Responda às duas aplicações abaixo e verifique o seu desempenho com relação a esse assunto:

1ª) Complete as lacunas, estabelecendo as relações de implicação sugeridas entre parênteses com elos adequados a cada caso:

a) O carteiro, _________________ gripado, não deixou de comparecer ao trabalho. (concessão)

b) _________________ o time jogou mal, não haverá gratificação aos jogadores. (causa)

c) O professor faltou à aula; deve, _________________, estar doente. (conclusão)

d) Estudo muito, _________________ser diplomata. (finalidade)

e) A prova está trabalhosa, _________________ os alunos ainda estão em sala. (explicação)

2ª) (Enem) Texto:

O Flamengo começou a partida no ataque, enquanto o Botafogo procurava fazer uma forte marcação no meio campo e tentar lançamentos para Victor Simões, isolado entre os zagueiros rubro-negros. Mesmo com mais posse de bola, o time dirigido por Cuca tinha grande dificuldade de chegar à área alvinegra por causa do bloqueio montado pelo Botafogo na frente da sua área.
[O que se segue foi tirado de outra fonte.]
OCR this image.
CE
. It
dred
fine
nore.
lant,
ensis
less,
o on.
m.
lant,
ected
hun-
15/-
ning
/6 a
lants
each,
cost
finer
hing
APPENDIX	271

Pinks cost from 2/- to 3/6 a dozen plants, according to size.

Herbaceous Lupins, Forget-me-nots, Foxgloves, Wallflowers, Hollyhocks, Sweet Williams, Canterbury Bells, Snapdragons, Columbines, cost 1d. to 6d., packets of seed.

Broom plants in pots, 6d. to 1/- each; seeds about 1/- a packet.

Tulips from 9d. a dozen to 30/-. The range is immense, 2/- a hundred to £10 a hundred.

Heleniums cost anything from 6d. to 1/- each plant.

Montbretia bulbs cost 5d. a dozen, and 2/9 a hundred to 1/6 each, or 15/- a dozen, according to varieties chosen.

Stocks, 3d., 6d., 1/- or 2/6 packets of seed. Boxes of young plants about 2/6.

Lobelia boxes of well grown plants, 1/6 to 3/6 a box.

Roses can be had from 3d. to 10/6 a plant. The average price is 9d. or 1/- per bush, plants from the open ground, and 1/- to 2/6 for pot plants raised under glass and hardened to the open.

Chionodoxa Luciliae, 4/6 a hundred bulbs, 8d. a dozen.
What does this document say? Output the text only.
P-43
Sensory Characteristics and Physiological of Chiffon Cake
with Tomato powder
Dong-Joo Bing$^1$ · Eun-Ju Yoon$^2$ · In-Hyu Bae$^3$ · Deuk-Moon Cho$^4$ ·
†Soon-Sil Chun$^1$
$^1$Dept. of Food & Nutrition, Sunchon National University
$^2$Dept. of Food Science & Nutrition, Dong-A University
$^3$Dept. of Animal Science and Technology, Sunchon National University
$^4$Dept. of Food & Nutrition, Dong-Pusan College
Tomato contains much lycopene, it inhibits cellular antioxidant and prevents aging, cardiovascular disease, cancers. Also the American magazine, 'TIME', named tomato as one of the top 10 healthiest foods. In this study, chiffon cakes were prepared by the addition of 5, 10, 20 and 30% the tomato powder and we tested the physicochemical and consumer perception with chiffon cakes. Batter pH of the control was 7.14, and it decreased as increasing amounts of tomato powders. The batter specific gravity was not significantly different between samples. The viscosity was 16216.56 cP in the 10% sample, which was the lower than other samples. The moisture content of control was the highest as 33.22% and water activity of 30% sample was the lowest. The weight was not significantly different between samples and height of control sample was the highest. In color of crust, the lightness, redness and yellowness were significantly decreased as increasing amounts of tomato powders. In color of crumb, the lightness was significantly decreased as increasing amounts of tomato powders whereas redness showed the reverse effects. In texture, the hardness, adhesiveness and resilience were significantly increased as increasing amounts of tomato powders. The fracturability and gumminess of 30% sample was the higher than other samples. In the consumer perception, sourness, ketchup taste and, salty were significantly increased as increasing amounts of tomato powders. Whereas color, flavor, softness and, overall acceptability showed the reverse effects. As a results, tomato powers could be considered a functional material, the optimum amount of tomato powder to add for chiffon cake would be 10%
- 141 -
No entanto, na primeira chance rubro-negra, saiu o gol. Após cruzamento da direita de Ibson, a zaga alvinegra rebateu a bola de cabeça para o meio da área. Kléberson apareceu na jogada e cabeceou por cima do goleiro Renan. Ronaldo Angelim apareceu nas costas da defesa e empurrou para o fundo da rede quase que em cima da linha: Flamengo 1 a 0.

O texto que narra uma parte do jogo final do Campeonato Carioca de futebol, realizado em 2009, contém vários conectivos, sendo que:

a) após é conectivo de causa, já que apresenta o motivo de a zaga alvinegra ter rebatido a bola de cabeça.

b) enquanto tem um significado alternativo uma vez que conecta duas opções possíveis para serem aplicadas no jogo.

c) no entanto tem significado de tempo, porque ordena os fatos observados no jogo em ordem cronológica de ocorrência.

d) mesmo traz ideia de concessão, já que “com mais posse de bola”, ter dificuldade não é algo naturalmente esperado.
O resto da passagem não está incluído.